The French immersion students in the Grade 6-F class stopped by Athabasca University (AU) where they attempted to solve a “crime” by learning how to extract DNA from fingerprints and compare samples at AU’s DNA forensics lab.
The activity was one of Science Outreach’s many initiatives to promote science in Athabasca and also tied in with the evidence and investigation unit the students are studying.
Science Outreach volunteer and university microbiology course instructor Carmen Allen presented students with a crime and taught them lab techniques to find the culprit using DNA from a piece of chewing gum.
Allen has a Masters degree in Biology and has taught at AU since 2011. The activity was the first time she did this demonstration with students who weren’t in her microbiology labs, so some content was slightly modified to fit the age group.

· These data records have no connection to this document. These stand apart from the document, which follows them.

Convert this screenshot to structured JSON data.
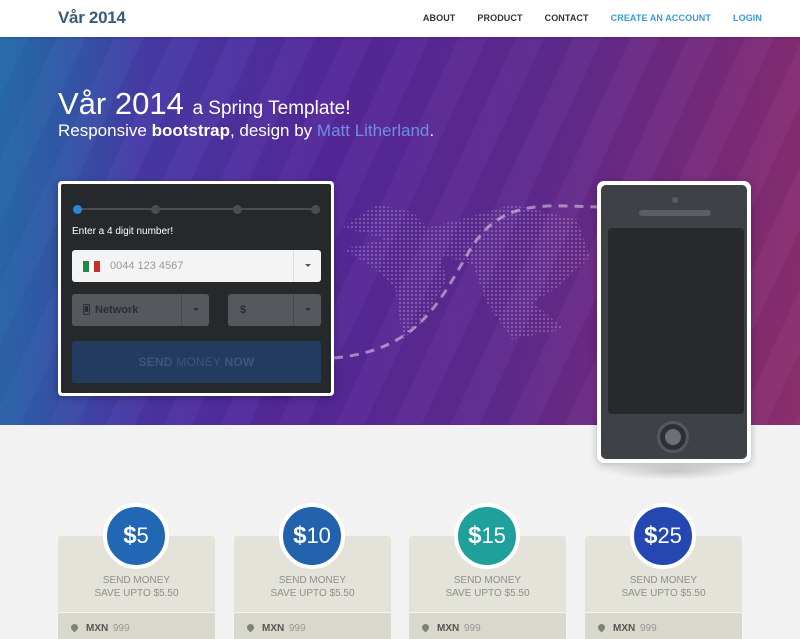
{
  "nav": {
    "logo": "Vår 2014",
    "items": [
      {
        "label": "ABOUT"
      },
      {
        "label": "PRODUCT"
      },
      {
        "label": "CONTACT"
      },
      {
        "label": "CREATE AN ACCOUNT"
      },
      {
        "label": "LOGIN"
      }
    ]
  },
  "hero": {
    "title_main": "Vår 2014",
    "title_small": "a Spring Template!",
    "sub_1": "Responsive ",
    "sub_bold": "bootstrap",
    "sub_2": ", design by ",
    "sub_link": "Matt Litherland",
    "sub_end": "."
  },
  "form": {
    "prompt": "Enter a 4 digit number!",
    "phone_placeholder": "0044 123 4567",
    "network_label": "Network",
    "currency_label": "$",
    "send_1": "SEND ",
    "send_2": "MONEY ",
    "send_3": "NOW",
    "active_step": 1,
    "steps": 4
  },
  "cards": [
    {
      "symbol": "$",
      "amount": "5",
      "line1": "SEND MONEY",
      "line2": "SAVE UPTO $5.50",
      "currency": "MXN",
      "value": "999",
      "color": "#2267b4"
    },
    {
      "symbol": "$",
      "amount": "10",
      "line1": "SEND MONEY",
      "line2": "SAVE UPTO $5.50",
      "currency": "MXN",
      "value": "999",
      "color": "#2262ad"
    },
    {
      "symbol": "$",
      "amount": "15",
      "line1": "SEND MONEY",
      "line2": "SAVE UPTO $5.50",
      "currency": "MXN",
      "value": "999",
      "color": "#1fa09a"
    },
    {
      "symbol": "$",
      "amount": "25",
      "line1": "SEND MONEY",
      "line2": "SAVE UPTO $5.50",
      "currency": "MXN",
      "value": "999",
      "color": "#2447b2"
    }
  ]
}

Using an artificial DNA simulation kit, the students first learned how to cut the DNA into smaller pieces by transferring it to an enzyme mixture in a test tube using an eye dropper.

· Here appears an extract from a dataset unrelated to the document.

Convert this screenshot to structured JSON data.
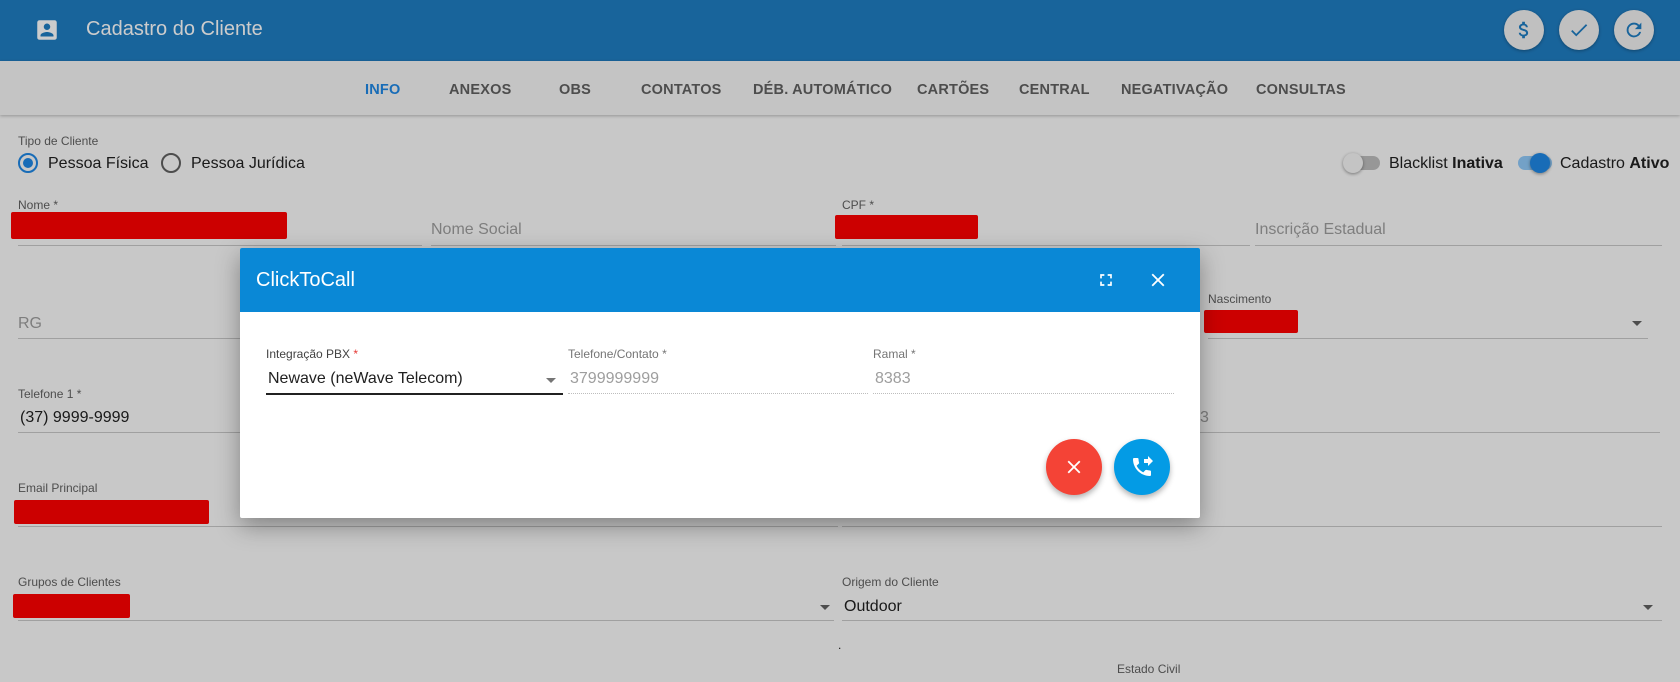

The tubes were then incubated to 37 degrees Celsius for 45 minutes before being placed on a gel sheet and undergoing gel electrophoresis – a technique to separate DNA into particles using an electricity.
The gel was placed in an electrophoresis chamber filled with saline solution, and then the chamber was hooked to electric jacks to allow a current to pass through.
The gel was then stained blue and sat under running water for an hour.
In the meantime, the students took a drive 25 kilometres south of Athabasca for a quick tour of AU’s geophysical observatory (AUGO). Located between Long Lake and Narrow Lake, the AUGO monitors the aurora borealis and other earth-sky phenomenon.
Upon their return, they removed the gel and observe the bands of DNA that appeared on the gel.
The final step compared the DNA bands from the crime scene with the DNA from five suspects.
The crowd of 18 students eagerly hovered over their gels before proclaiming their guilty verdict.
Despite some challenges the kids had extracting the DNA, that hadn’t deterred some from exclaiming a future career in the field.